Most importantly, what if that woman gets raped? In hook-up culture, consensual sex and assault are becoming blurrier day by day. Many women, trying to look cool, do not talk about it and keep dying inside. The emotional pain, the guilt, lack of fulfillment, the feeling of being used it causes, nearly kill them.
These feelings also cause terrible married life later. One-night stands might sound fun, but let’s not forget that society has a very high level of double standard which is ever-lasting. Men get away with these casual-sexes earning the tag of a cool dude, but women get judged both by men and even other women once they start doing it.
Even though it is 2023, but no, in that aspect, we have not changed much. You can argue as much as you want to, but let’s face it. At the end of the day, young college girls who get into this culture, gets confused and starts defining their relationships with terms such as kind of or sort of. As an adult, if you have made a choice and then cannot even define it properly; then how can you call it empowering?
There are many more ways to express feminism, but getting drunk and disoriented, then going to a stranger’s home, and waking up to the utter shock and not being able to recognize who someone slept with, I am not sure what kind of feminism is that.
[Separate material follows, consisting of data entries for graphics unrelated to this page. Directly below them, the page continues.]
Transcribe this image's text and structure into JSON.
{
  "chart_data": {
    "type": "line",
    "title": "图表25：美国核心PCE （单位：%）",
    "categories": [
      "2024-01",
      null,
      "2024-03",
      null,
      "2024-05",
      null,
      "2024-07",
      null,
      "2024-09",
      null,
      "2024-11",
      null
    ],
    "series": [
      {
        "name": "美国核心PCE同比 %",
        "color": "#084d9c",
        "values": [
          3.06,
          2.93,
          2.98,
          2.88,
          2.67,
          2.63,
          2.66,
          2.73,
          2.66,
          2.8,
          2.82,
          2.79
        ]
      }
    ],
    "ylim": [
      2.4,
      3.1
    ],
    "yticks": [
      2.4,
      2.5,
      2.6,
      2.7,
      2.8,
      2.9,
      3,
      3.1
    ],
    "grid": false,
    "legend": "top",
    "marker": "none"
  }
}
Chivalry upsets you, but this does not? Instead of empowering women, I feel hook-up culture is making them objectified. Instead of following the trend blindly, women need to step back the question themselves is this something they really want?
Instead of desperately trying to look cool, women and men may channelize that emotion or energy into something more creative, like, trying to explore different social circles, being honest to one’s self and to the community and reviving some old school values such as spending more time with parents, siblings and friends. Of-course women should have their own choice and hook-up culture might have some pros; but the bottom-line is, it stigmatizes emotional quotient in a physical relationship, which is unhealthy for both genders.